It’s pretty much a fact that the grief process affects everyone a little bit differently. Some residents of Manchester and elsewhere will experience a wide range of emotions when someone they know and love enters hospice care. Even the person who is receiving such care will deal with their own form of grief – after all, their loved ones may be losing someone special but they’re losing their whole world.
The team at Above and Beyond Home Health Care is familiar with the different stages of grief and has seen clients and their friends and families go through them all at different points.
For those not familiar with the terms, modern grief is generally defined as following the steps of denial, anger, bargaining, depression, and ultimately acceptance.
Earlier research suggested that people follow these in a linear sort of fashion, but more and more examinations of what grief really means have shown that the steps are more fluid and dynamic. For instance, some people may remain in one area longer than others. Or they may jump a few steps ahead and maybe go a few steps backward.
For people receiving hospice care, they may be at a different place in their stages than their family, friends, or caregivers, which can sometimes cause tension. For instance, someone could be coming to terms with their mortality, but other loved ones may still be stuck in the anger or bargaining stages.
There could even be conflict if someone is upset about losing their loved one, but that loved one is already trying to come to terms with their loss and may be more calm about it. Or vice versa.

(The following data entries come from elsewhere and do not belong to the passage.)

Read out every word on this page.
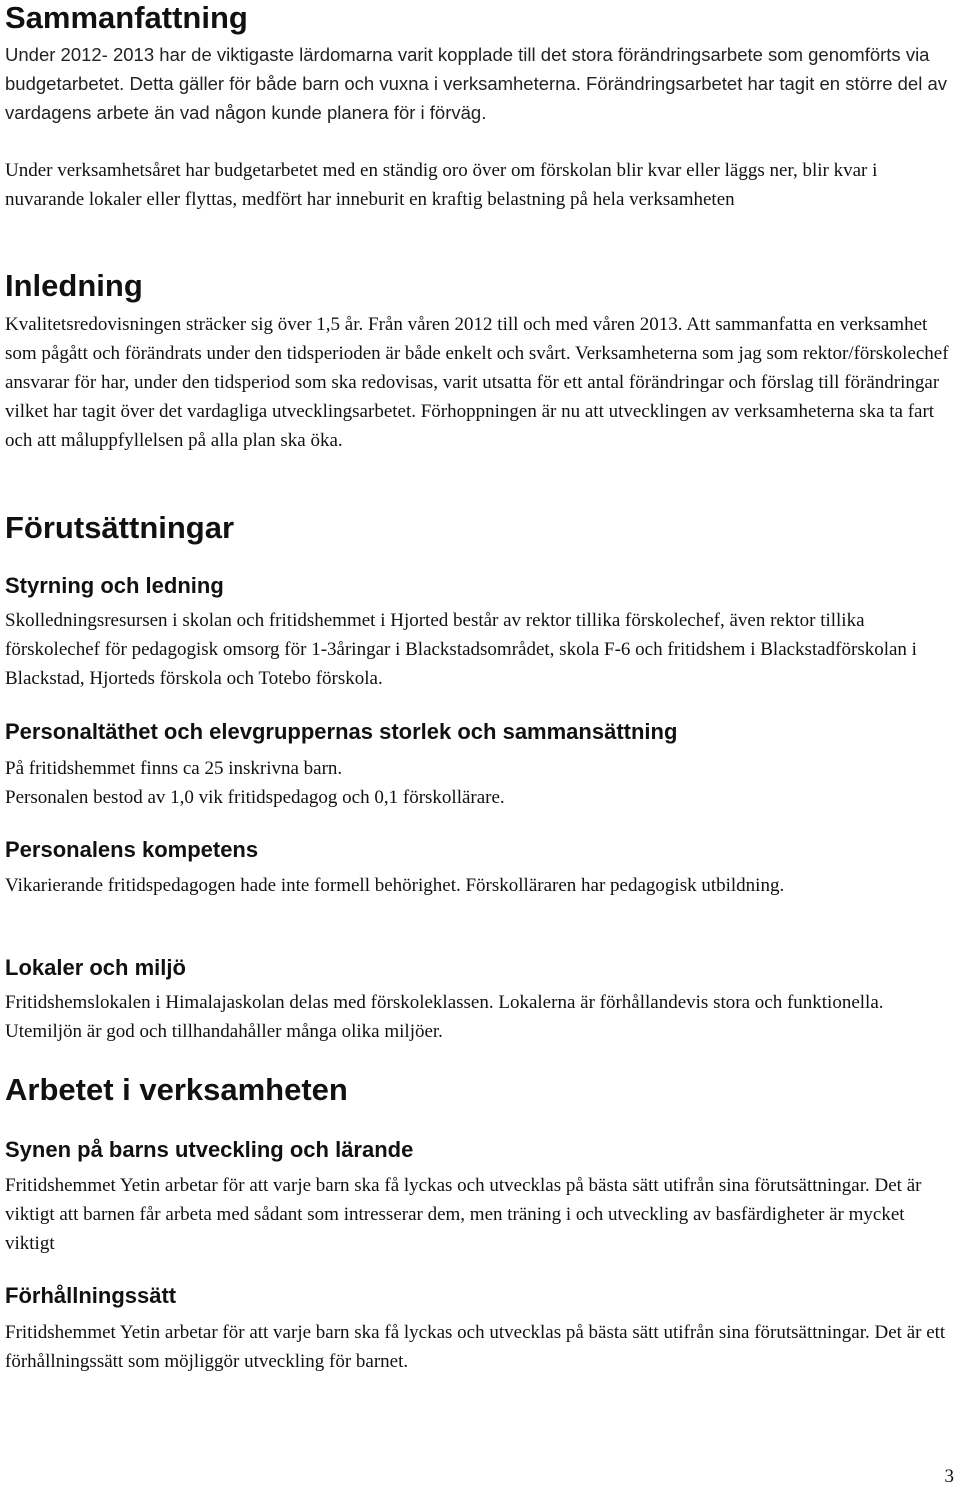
Sammanfattning

Under 2012- 2013 har de viktigaste lärdomarna varit kopplade till det stora förändringsarbete som genomförts via budgetarbetet. Detta gäller för både barn och vuxna i verksamheterna. Förändringsarbetet har tagit en större del av vardagens arbete än vad någon kunde planera för i förväg.

Under verksamhetsåret har budgetarbetet med en ständig oro över om förskolan blir kvar eller läggs ner, blir kvar i nuvarande lokaler eller flyttas, medfört har inneburit en kraftig belastning på hela verksamheten

Inledning

Kvalitetsredovisningen sträcker sig över 1,5 år. Från våren 2012 till och med våren 2013. Att sammanfatta en verksamhet som pågått och förändrats under den tidsperioden är både enkelt och svårt. Verksamheterna som jag som rektor/förskolechef ansvarar för har, under den tidsperiod som ska redovisas, varit utsatta för ett antal förändringar och förslag till förändringar vilket har tagit över det vardagliga utvecklingsarbetet. Förhoppningen är nu att utvecklingen av verksamheterna ska ta fart och att måluppfyllelsen på alla plan ska öka.

Förutsättningar
Styrning och ledning

Skolledningsresursen i skolan och fritidshemmet i Hjorted består av rektor tillika förskolechef, även rektor tillika förskolechef för pedagogisk omsorg för 1-3åringar i Blackstadsområdet, skola F-6 och fritidshem i Blackstadförskolan i Blackstad, Hjorteds förskola och Totebo förskola.

Personaltäthet och elevgruppernas storlek och sammansättning

På fritidshemmet finns ca 25 inskrivna barn.

Personalen bestod av 1,0 vik fritidspedagog och 0,1 förskollärare.

Personalens kompetens

Vikarierande fritidspedagogen hade inte formell behörighet. Förskolläraren har pedagogisk utbildning.

Lokaler och miljö

Fritidshemslokalen i Himalajaskolan delas med förskoleklassen. Lokalerna är förhållandevis stora och funktionella. Utemiljön är god och tillhandahåller många olika miljöer.

Arbetet i verksamheten
Synen på barns utveckling och lärande

Fritidshemmet Yetin arbetar för att varje barn ska få lyckas och utvecklas på bästa sätt utifrån sina förutsättningar. Det är viktigt att barnen får arbeta med sådant som intresserar dem, men träning i och utveckling av basfärdigheter är mycket viktigt

Förhållningssätt

Fritidshemmet Yetin arbetar för att varje barn ska få lyckas och utvecklas på bästa sätt utifrån sina förutsättningar. Det är ett förhållningssätt som möjliggör utveckling för barnet.

3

One of the stages, depression, deserves extra attention since it can come up in other ways than through the grieving process.
It is also a medical condition that not everyone knows all the details of, sometimes confusing it with anger or sadness. Both of these feelings could be symptoms of depression, but there are other symptoms as well.
Clinically, depression is a chemical disorder that impacts your life with strong emotions of sadness, lack of interest, and physical pain and exhaustion. Providers usually look for sustained periods of these feelings, such as several weeks, rather than a couple of days of the blues and then feeling better.
Because some depression is related to chemical levels, it’s also something that is difficult to “get over” no matter how positive you try to make yourself feel or well-meaning friends encourage you to buck up and feel better.
Depression can be expressed in many active and passive ways, from anger to withdrawal. People dealing with strong depression may not want to eat, sleep or participate in normal activities. They may not have the mental or physical energy to even get out of bed or leave the couch.
Science is still trying to learn precise triggers and treatment methods, but sometimes prolonged periods of stress are involved, as well as chronic pain. Major life changes can lead to depression, as can genetics.
Treatments vary by individual, but some methods that have led to positive results include medication that can rebalance some of the brain chemistry that seems disrupted. Meditation and exercise are also recommended to produce endorphins and a general good feeling.
Untreated depression can lead to a variety of negative outcomes, including weight loss, loss of strength, a weak immune system, higher rates of addictive behaviors like drinking or drug use, or even suicide.
Depression in hospice settings
It’s expected that an approaching death may lead to depression all around. However, this isn’t always the case.
As mentioned, everyone grieves differently. Some people may suffer from actual depression. Some people may receive help or find a way to not be as affected.
For instance, someone receiving hospice care may be ready for what’s ahead. They may be curious about what’s next. They may be tired and want an end to their pain or whatever is causing their terminal health condition. They may be dealing with their health challenges for years and may be happy to be done with any restrictions and happy to connect with loved ones for the last time.
Those with a strong faith tradition may even be excited to see what’s next, especially if they believe they are going somewhere better, perhaps to reunite with loved ones from their past.
So even if conditions for depression are present, that doesn’t mean it is automatically present.
Because depression is more complex than many think, it’s worth taking the time to learn more about if you’re not familiar with it, or you’re worried about a loved one or a caregiver who might be experiencing it.
October is a great time to do so: it’s National Depression Education and Awareness Month. It’s an opportunity to observe, find help for those who need it, and learn ways to deal with it from people who are receiving treatment.